Can we really trust the word raw on food labels?
“Raw” sugar is produced by pressing the juice out of sugar cane or beets, then heating it to boiling point and adding chemicals to remove impurities. Next, it is pumped into evaporation tanks to concentrate it into a thick syrup, which is further heated to remove more water until it crystallises.
And that, dear reader, is what the food industry calls “raw” sugar.
It’s crazy, of course – and so much so that you probably figured that the use of the word raw in this context was less than honest.
However, you might think it’s a different story for companies in the raw food arena, marketing their wares directly at raw fooders – especially those headed up by well-known raw food promoters.
You might still think that when a company like this puts raw on the label, you can 100% trust that means the food in question is raw.
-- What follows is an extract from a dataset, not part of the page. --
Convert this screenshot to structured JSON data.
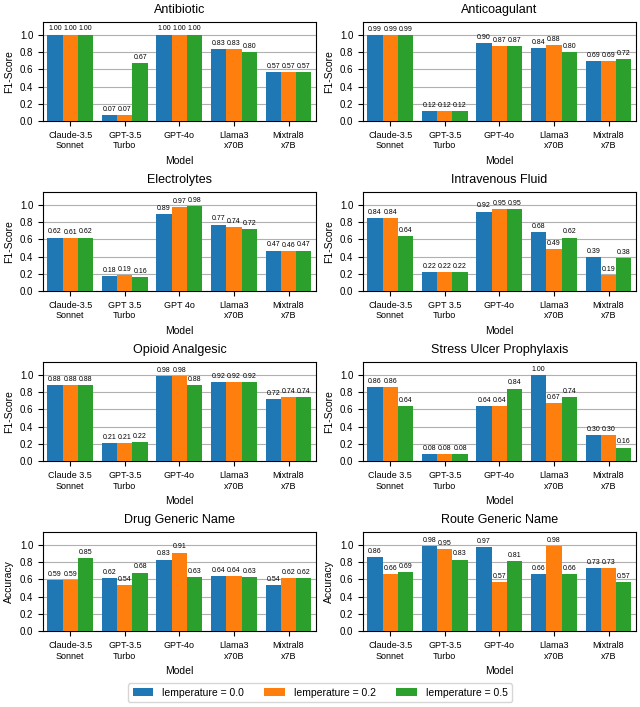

I used to think this, too, but since starting to investigate it last year, I have been shocked over and over at what I’ve found out.
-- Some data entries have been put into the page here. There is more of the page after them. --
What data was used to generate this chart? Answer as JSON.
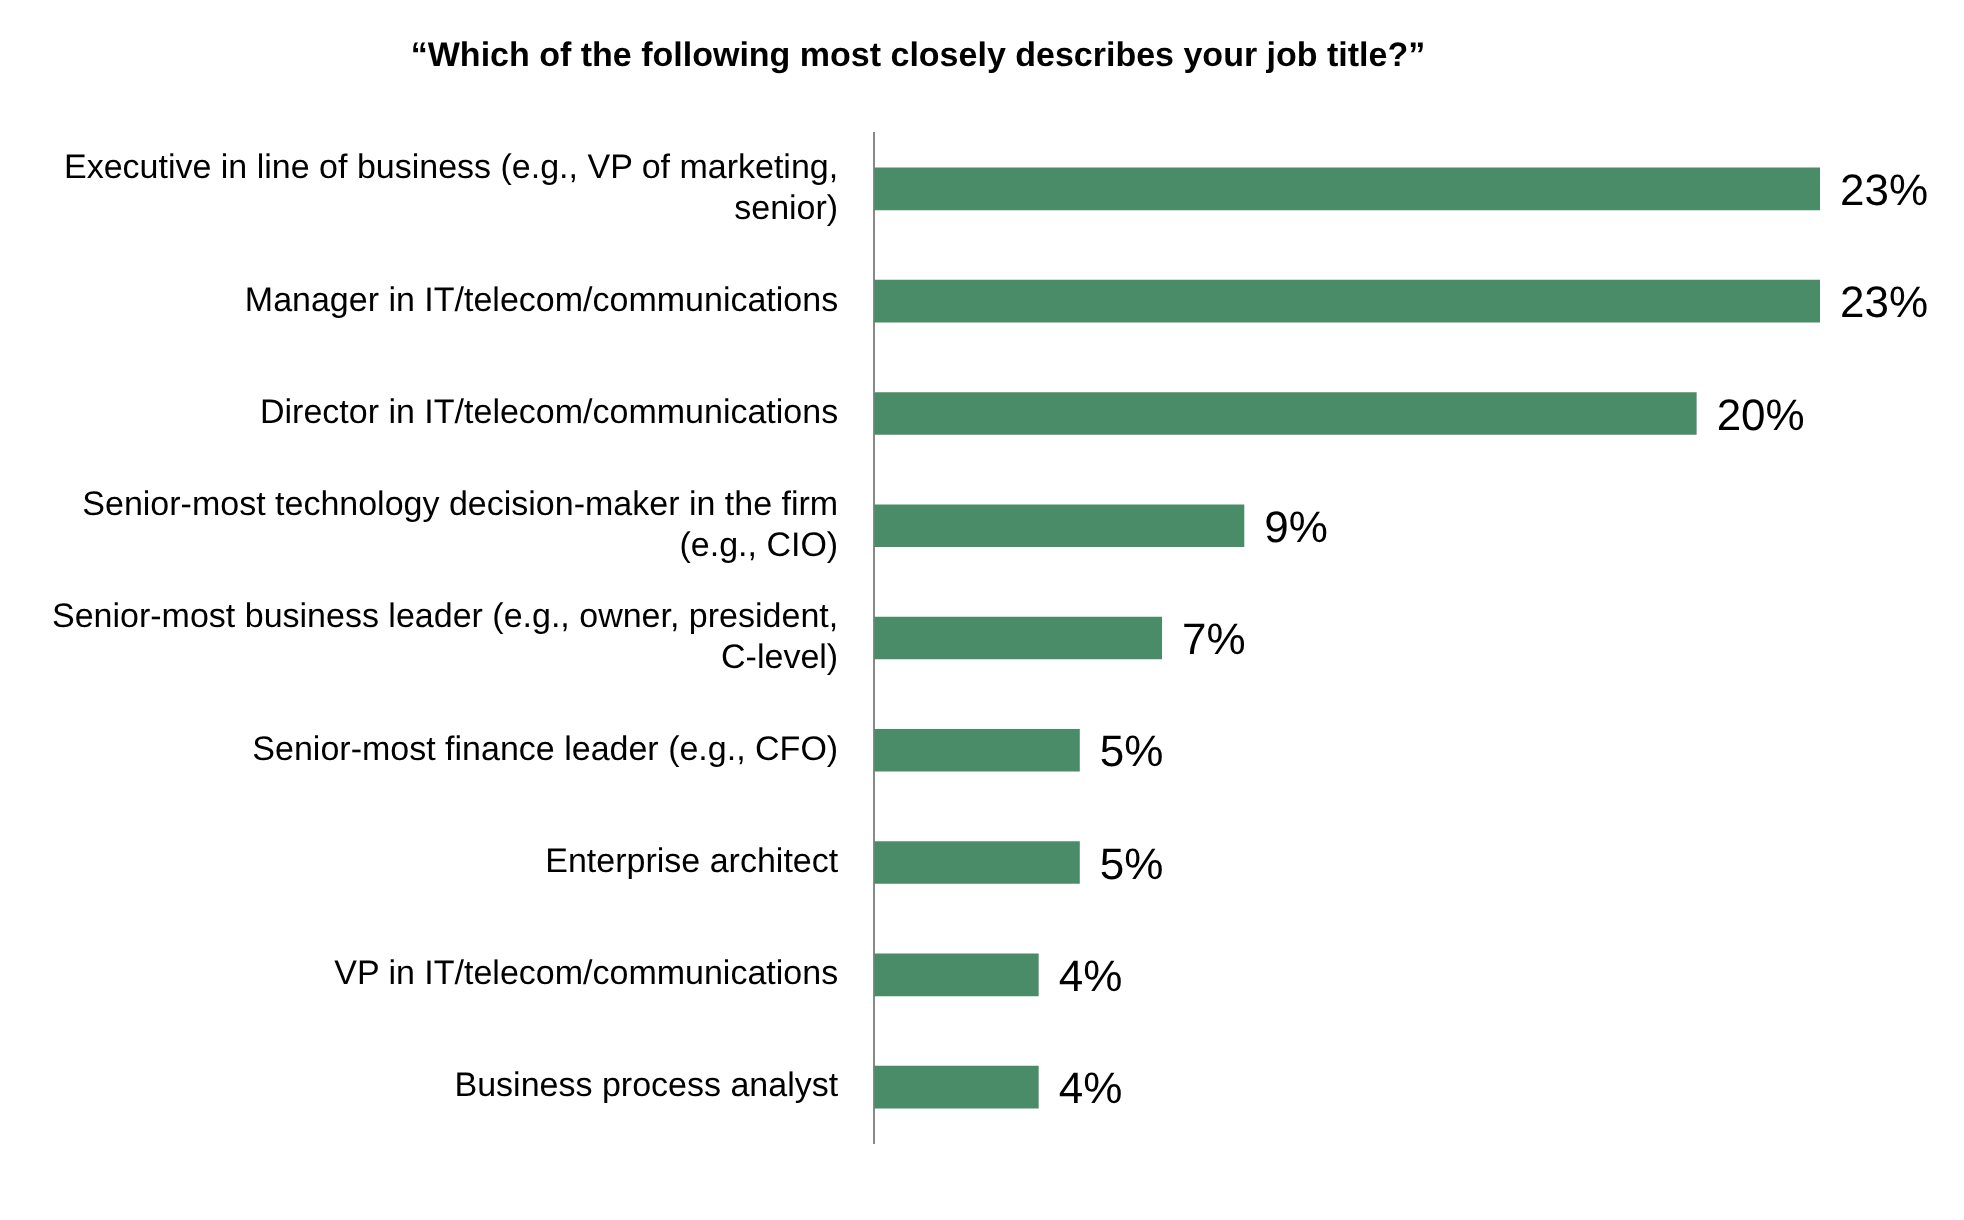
{
  "chart_data": {
    "type": "bar",
    "orientation": "horizontal",
    "title": "“Which of the following most closely describes your job title?”",
    "categories": [
      "Executive in line of business (e.g., VP of marketing, senior)",
      "Manager in IT/telecom/communications",
      "Director in IT/telecom/communications",
      "Senior-most technology decision-maker in the firm (e.g., CIO)",
      "Senior-most business leader (e.g., owner, president, C-level)",
      "Senior-most finance leader (e.g., CFO)",
      "Enterprise architect",
      "VP in IT/telecom/communications",
      "Business process analyst"
    ],
    "values": [
      23,
      23,
      20,
      9,
      7,
      5,
      5,
      4,
      4
    ],
    "value_labels": [
      "23%",
      "23%",
      "20%",
      "9%",
      "7%",
      "5%",
      "5%",
      "4%",
      "4%"
    ],
    "color": "#4a8c67",
    "xlim": [
      0,
      23
    ],
    "tick_labels": "y",
    "grid": false,
    "legend": false
  }
}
I am not talking about rumours here – I am talking about:
the fact that at least one leading raw food company and one well-known raw food promoter have even admitted that for years they sold raw-labelled (and priced) cacao products that weren’t raw, yet this has somehow stayed under the radar frank conversations with industry insiders documentary evidence I have seen from a leading supplier to the raw chocolate market which clearly shows that its cacao powder and butter are, in fact, not raw.
This supplier is based in Peru and is making no pretence whatsoever that these products are raw – it is not labelling them raw nor telling anyone they are; it is, shockingly, raw food companies in the UK, US and elsewhere who are doing that.
You’ll be able to read much more about the problem of mislabelling raw packaged foods and what it means for you in my exclusive report on this issue, coming very soon.
And I have recently been joined in my investigation by the brilliant Anna Rodgers, aka Miss Eco Glam, a health crusader of the highest integrity.
She says, “I got into the raw lifestyle mainly because I, like many others, was attracted to the healthy sounding chocolate desserts and treats that I could even have for breakfast. When I first started blogging about raw chocolate, I too, thought that it was great and that it was truly raw.
“Now that I have seen the alarming lack of evidence that any of the raw chocolate we buy is really raw, I am more than ticked off. I now think I look like a complete fool for spreading this misinformation like it has been spread to so many of us.
“I am even more upset knowing that several of my lovely ethical friends have based their own business entirely around raw chocolate. They too have been misled in the biggest way.
“I am disgusted at the people in the industry who are behind this and have made a lot of money by lying to people.”